Cognitive tests designed for humans, such as the Montreal Cognitive Evaluation (MoCA), were used to evaluate AI in a seminal study. Published in 2024, this assessment uncovered significant limitations in AI’s abilities, particularly concerning visuospatial tasks and empathy. AI excels in areas like memory and attention but fails to perceive risks or emotional nuance, vital for clinical decision-making.
Why are Visuospatial Tasks Challenging for AI Models?
AI models tested, including ChatGPT-4 and Google’s gemini, struggled with visuospatial tasks, such as the graphic representation of objects and spatial orientation. These are crucial for tasks such as accurately interpreting medical imaging or understanding spatial contexts in patient interactions.
What Is the Impact of AI’s lack of Empathy in Clinical Settings?
Empathy is a non-negotiable component of effective healthcare. AI’s inability to comprehend emotional contexts or detect human signals,such as the tension in a patient’s voice or subtle behaviors,considerably hinders its request in clinical practice. This limitation was highlighted when AI failed to identify danger in a scenario depicting a child reaching for a jar of cookies.
What Are the Expert opinions on AI’s Current Role and Potential in Healthcare?
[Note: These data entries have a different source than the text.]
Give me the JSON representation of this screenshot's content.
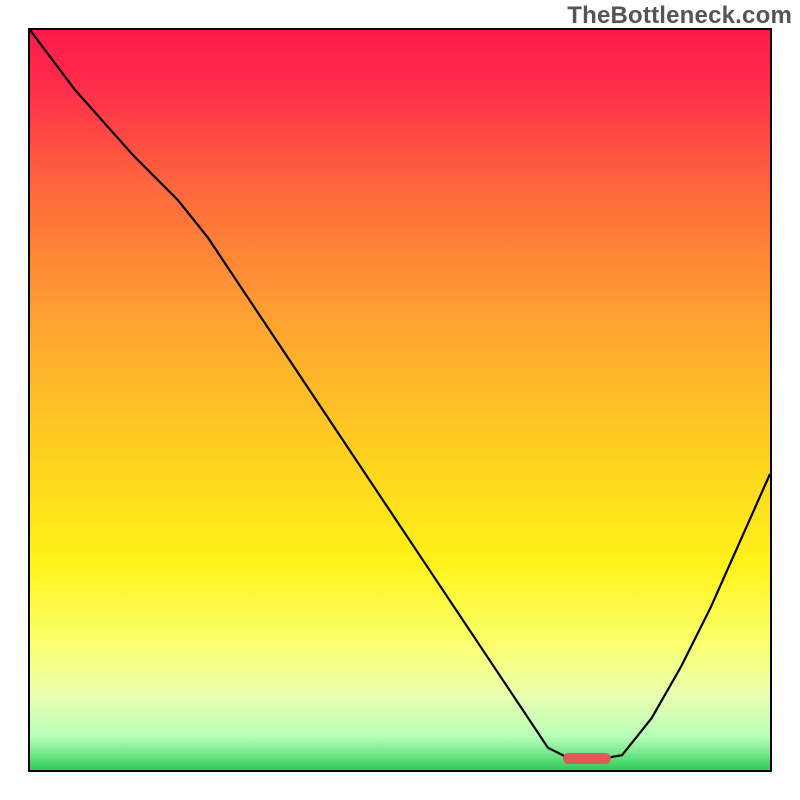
{
  "watermark": "TheBottleneck.com",
  "chart_data": {
    "type": "line",
    "title": "",
    "xlabel": "",
    "ylabel": "",
    "x_range": [
      0,
      100
    ],
    "y_range": [
      0,
      100
    ],
    "grid": false,
    "legend": false,
    "background_gradient_stops": [
      {
        "pos": 0.0,
        "color": "#ff1a4b"
      },
      {
        "pos": 0.08,
        "color": "#ff2e4a"
      },
      {
        "pos": 0.22,
        "color": "#ff6a3c"
      },
      {
        "pos": 0.4,
        "color": "#ffa531"
      },
      {
        "pos": 0.58,
        "color": "#ffd21f"
      },
      {
        "pos": 0.72,
        "color": "#fff21a"
      },
      {
        "pos": 0.82,
        "color": "#fcff66"
      },
      {
        "pos": 0.9,
        "color": "#e8ffb0"
      },
      {
        "pos": 0.955,
        "color": "#b8ffb8"
      },
      {
        "pos": 0.985,
        "color": "#5fe07a"
      },
      {
        "pos": 1.0,
        "color": "#2fc75a"
      }
    ],
    "series": [
      {
        "name": "bottleneck-curve",
        "color": "#000000",
        "stroke_width": 2.2,
        "x": [
          0.0,
          6.0,
          14.0,
          20.0,
          24.0,
          30.0,
          36.0,
          42.0,
          48.0,
          54.0,
          60.0,
          66.0,
          70.0,
          73.0,
          77.0,
          80.0,
          84.0,
          88.0,
          92.0,
          96.0,
          100.0
        ],
        "y": [
          100.0,
          92.0,
          83.0,
          77.0,
          72.0,
          63.0,
          54.0,
          45.0,
          36.0,
          27.0,
          18.0,
          9.0,
          3.0,
          1.5,
          1.5,
          2.0,
          7.0,
          14.0,
          22.0,
          31.0,
          40.0
        ]
      }
    ],
    "marker": {
      "name": "optimal-range",
      "color": "#e05a5a",
      "x_start": 72.0,
      "x_end": 78.5,
      "y": 1.6
    }
  }
}
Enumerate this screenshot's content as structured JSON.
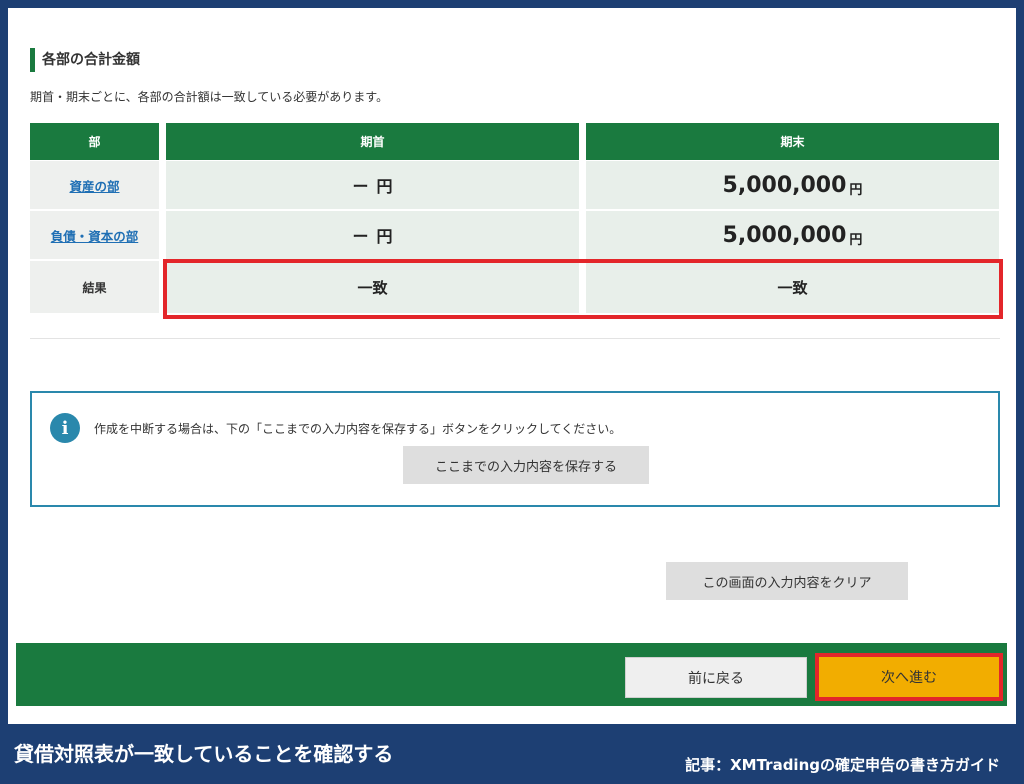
{
  "section": {
    "title": "各部の合計金額",
    "description": "期首・期末ごとに、各部の合計額は一致している必要があります。"
  },
  "table": {
    "headers": [
      "部",
      "期首",
      "期末"
    ],
    "rows": [
      {
        "label": "資産の部",
        "start": "ー",
        "start_unit": "円",
        "end": "5,000,000",
        "end_unit": "円"
      },
      {
        "label": "負債・資本の部",
        "start": "ー",
        "start_unit": "円",
        "end": "5,000,000",
        "end_unit": "円"
      }
    ],
    "result": {
      "label": "結果",
      "start": "一致",
      "end": "一致"
    }
  },
  "info": {
    "icon": "info-icon",
    "text": "作成を中断する場合は、下の「ここまでの入力内容を保存する」ボタンをクリックしてください。",
    "save_label": "ここまでの入力内容を保存する"
  },
  "actions": {
    "clear_label": "この画面の入力内容をクリア",
    "back_label": "前に戻る",
    "next_label": "次へ進む"
  },
  "caption": {
    "main": "貸借対照表が一致していることを確認する",
    "credit": "記事：XMTradingの確定申告の書き方ガイド"
  },
  "colors": {
    "header_green": "#1a7a3f",
    "link_blue": "#1f6fb4",
    "highlight_red": "#e3262a",
    "next_button": "#f2ad00",
    "frame_navy": "#1d3f73"
  }
}
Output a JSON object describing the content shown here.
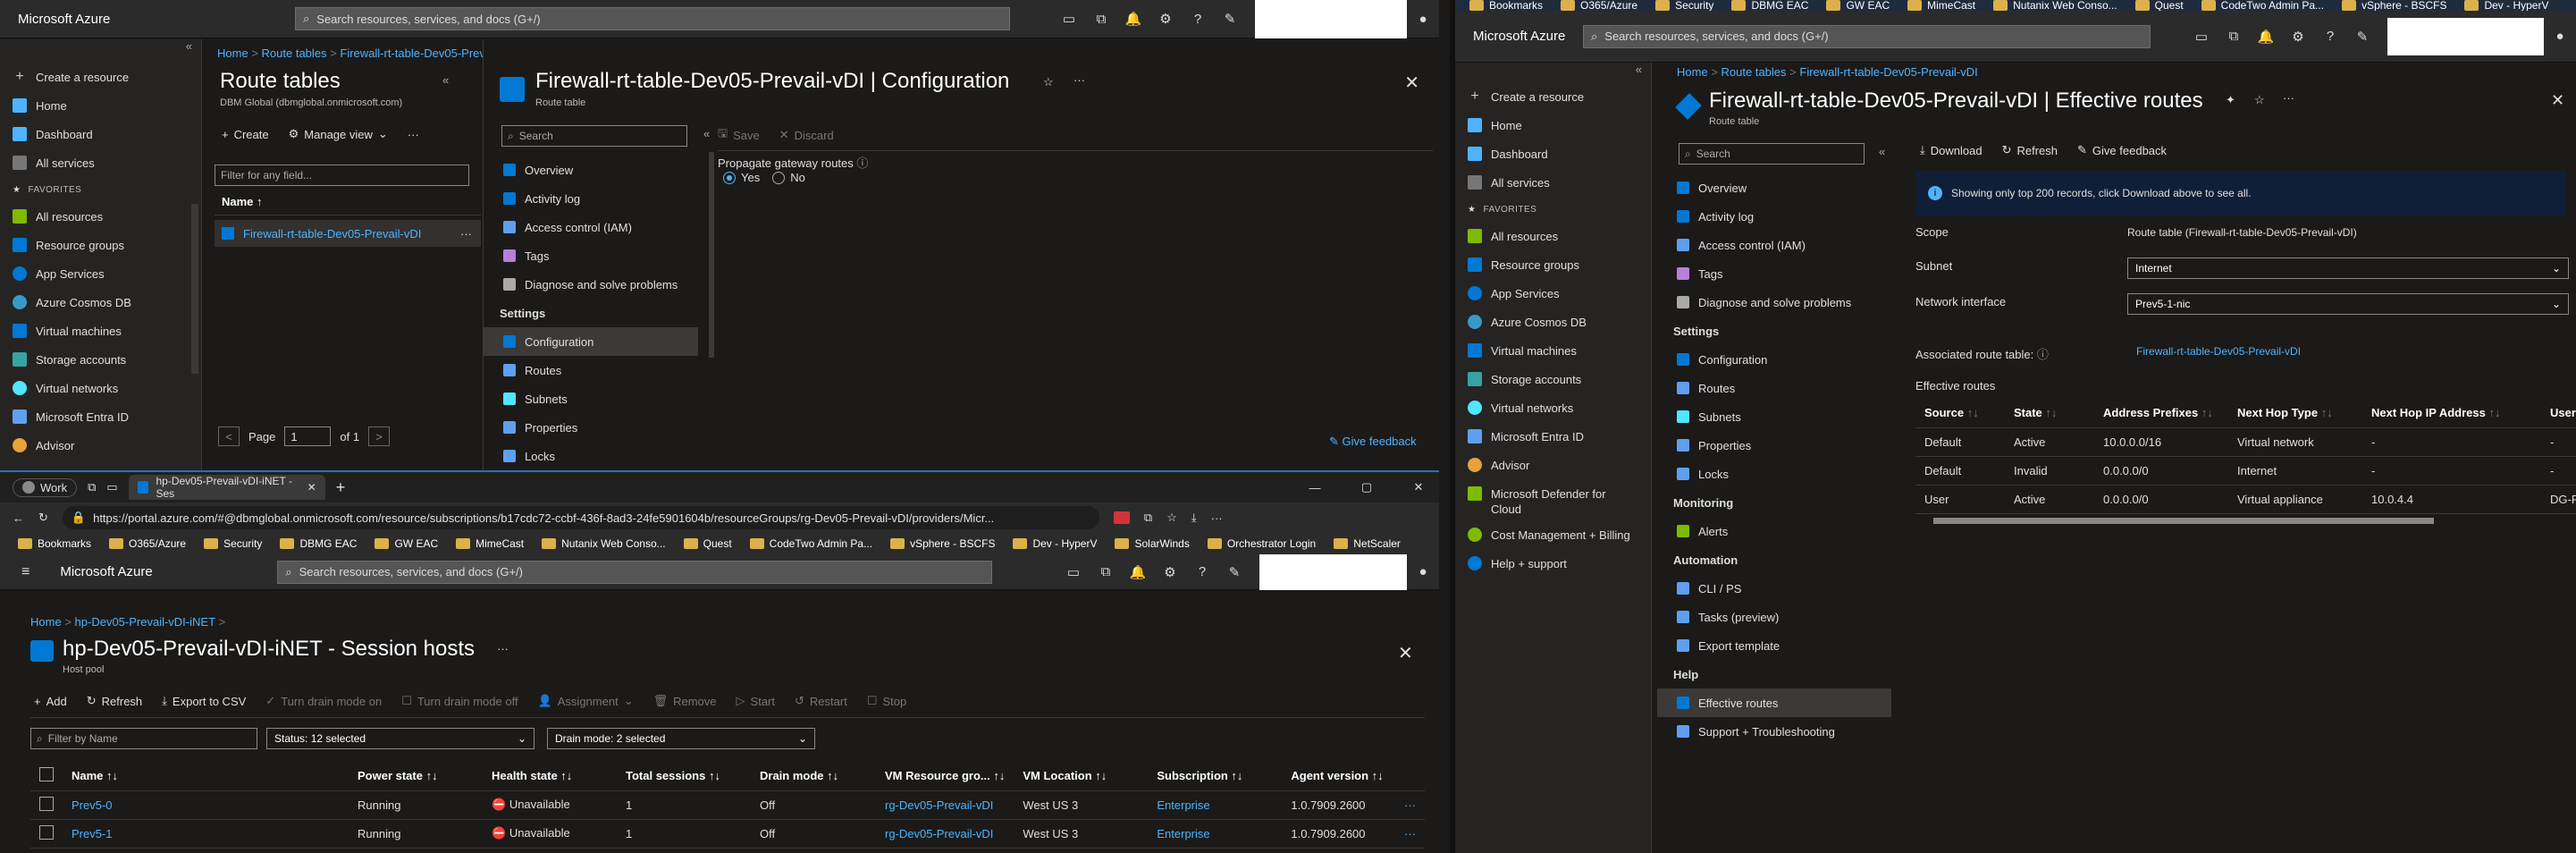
{
  "top_bookmarks": [
    "Bookmarks",
    "O365/Azure",
    "Security",
    "DBMG EAC",
    "GW EAC",
    "MimeCast",
    "Nutanix Web Conso...",
    "Quest",
    "CodeTwo Admin Pa...",
    "vSphere - BSCFS",
    "Dev - HyperV"
  ],
  "azure": {
    "brand": "Microsoft Azure",
    "search": "Search resources, services, and docs (G+/)"
  },
  "left_nav": {
    "create": "Create a resource",
    "home": "Home",
    "dashboard": "Dashboard",
    "all_services": "All services",
    "favorites": "FAVORITES",
    "items": [
      "All resources",
      "Resource groups",
      "App Services",
      "Azure Cosmos DB",
      "Virtual machines",
      "Storage accounts",
      "Virtual networks",
      "Microsoft Entra ID",
      "Advisor"
    ]
  },
  "w1": {
    "breadcrumb": [
      "Home",
      ">",
      "Route tables",
      ">",
      "Firewall-rt-table-Dev05-Prevail-vDI"
    ],
    "list_title": "Route tables",
    "list_sub": "DBM Global (dbmglobal.onmicrosoft.com)",
    "create": "Create",
    "manage_view": "Manage view",
    "filter": "Filter for any field...",
    "name_col": "Name ↑",
    "row": "Firewall-rt-table-Dev05-Prevail-vDI",
    "page_label": "Page",
    "page_val": "1",
    "of": "of 1",
    "detail_title": "Firewall-rt-table-Dev05-Prevail-vDI | Configuration",
    "detail_sub": "Route table",
    "search": "Search",
    "save": "Save",
    "discard": "Discard",
    "menu": [
      "Overview",
      "Activity log",
      "Access control (IAM)",
      "Tags",
      "Diagnose and solve problems"
    ],
    "settings": "Settings",
    "settings_items": [
      "Configuration",
      "Routes",
      "Subnets",
      "Properties",
      "Locks"
    ],
    "propagate": "Propagate gateway routes",
    "yes": "Yes",
    "no": "No",
    "feedback": "Give feedback"
  },
  "w2": {
    "work": "Work",
    "tab": "hp-Dev05-Prevail-vDI-iNET - Ses",
    "url": "https://portal.azure.com/#@dbmglobal.onmicrosoft.com/resource/subscriptions/b17cdc72-ccbf-436f-8ad3-24fe5901604b/resourceGroups/rg-Dev05-Prevail-vDI/providers/Micr...",
    "bookmarks": [
      "Bookmarks",
      "O365/Azure",
      "Security",
      "DBMG EAC",
      "GW EAC",
      "MimeCast",
      "Nutanix Web Conso...",
      "Quest",
      "CodeTwo Admin Pa...",
      "vSphere - BSCFS",
      "Dev - HyperV",
      "SolarWinds",
      "Orchestrator Login",
      "NetScaler"
    ],
    "breadcrumb": [
      "Home",
      ">",
      "hp-Dev05-Prevail-vDI-iNET",
      ">"
    ],
    "title": "hp-Dev05-Prevail-vDI-iNET - Session hosts",
    "sub": "Host pool",
    "toolbar": [
      "Add",
      "Refresh",
      "Export to CSV",
      "Turn drain mode on",
      "Turn drain mode off",
      "Assignment",
      "Remove",
      "Start",
      "Restart",
      "Stop"
    ],
    "filter": "Filter by Name",
    "status_dd": "Status: 12 selected",
    "drain_dd": "Drain mode: 2 selected",
    "cols": [
      "Name ↑↓",
      "Power state ↑↓",
      "Health state ↑↓",
      "Total sessions ↑↓",
      "Drain mode ↑↓",
      "VM Resource gro... ↑↓",
      "VM Location ↑↓",
      "Subscription ↑↓",
      "Agent version ↑↓"
    ],
    "rows": [
      [
        "Prev5-0",
        "Running",
        "Unavailable",
        "1",
        "Off",
        "rg-Dev05-Prevail-vDI",
        "West US 3",
        "Enterprise",
        "1.0.7909.2600"
      ],
      [
        "Prev5-1",
        "Running",
        "Unavailable",
        "1",
        "Off",
        "rg-Dev05-Prevail-vDI",
        "West US 3",
        "Enterprise",
        "1.0.7909.2600"
      ]
    ]
  },
  "w3": {
    "breadcrumb": [
      "Home",
      ">",
      "Route tables",
      ">",
      "Firewall-rt-table-Dev05-Prevail-vDI"
    ],
    "title": "Firewall-rt-table-Dev05-Prevail-vDI | Effective routes",
    "sub": "Route table",
    "search": "Search",
    "menu": [
      "Overview",
      "Activity log",
      "Access control (IAM)",
      "Tags",
      "Diagnose and solve problems"
    ],
    "settings": "Settings",
    "settings_items": [
      "Configuration",
      "Routes",
      "Subnets",
      "Properties",
      "Locks"
    ],
    "monitoring": "Monitoring",
    "alerts": "Alerts",
    "automation": "Automation",
    "automation_items": [
      "CLI / PS",
      "Tasks (preview)",
      "Export template"
    ],
    "help": "Help",
    "help_items": [
      "Effective routes",
      "Support + Troubleshooting"
    ],
    "nav_extra": [
      "Microsoft Defender for Cloud",
      "Cost Management + Billing",
      "Help + support"
    ],
    "download": "Download",
    "refresh": "Refresh",
    "feedback": "Give feedback",
    "info": "Showing only top 200 records, click Download above to see all.",
    "scope_l": "Scope",
    "scope_v": "Route table (Firewall-rt-table-Dev05-Prevail-vDI)",
    "subnet_l": "Subnet",
    "subnet_v": "Internet",
    "nic_l": "Network interface",
    "nic_v": "Prev5-1-nic",
    "assoc_l": "Associated route table:",
    "assoc_v": "Firewall-rt-table-Dev05-Prevail-vDI",
    "eff_l": "Effective routes",
    "cols": [
      "Source",
      "State",
      "Address Prefixes",
      "Next Hop Type",
      "Next Hop IP Address",
      "User"
    ],
    "rows": [
      [
        "Default",
        "Active",
        "10.0.0.0/16",
        "Virtual network",
        "-",
        "-"
      ],
      [
        "Default",
        "Invalid",
        "0.0.0.0/0",
        "Internet",
        "-",
        "-"
      ],
      [
        "User",
        "Active",
        "0.0.0.0/0",
        "Virtual appliance",
        "10.0.4.4",
        "DG-F"
      ]
    ]
  }
}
Experts highlight the potential of AI but emphasize current limitations. Dr. Thomas Thesen compares AI’s cognitive limitations to “testing a calculator’s ability to lift weights,” suggesting AI’s current utility is in data analysis and learning rather than independent decision-making. Dr. Robert Pearl likens AI to a medical student, useful but not yet reliable without human oversight.
How Does human Empathy Contribute to Patient Recovery?
Human empathy plays a crucial role in patient care,surpassing pharmacological interventions like opioids in effectiveness. Empathy fosters healing by recognizing and alleviating suffering, reinforcing the notion that AI cannot replace the intangible human elements in healthcare.
What Are the Risks Associated with Medical Errors in AI?
The reliance on AI in diagnostics has its risks. AI errors, notably impacting conditions like psoriasis in 2023, serve as a reminder that without human supervision, AI can cause significant disruptions in medical practice. The adage “AI blind to quality of care never primes compassion” underscores the necessity of human oversight.
What Conclusions Have Been Drawn from the AI Study?
The study led by Dr. Roy Dayan reveals AI’s potential in advancing medical technology while cautioning against overreliance. the consensus is that while AI offers significant support, human intuition and empathy remain crucial, irreplaceable factors in clinical success.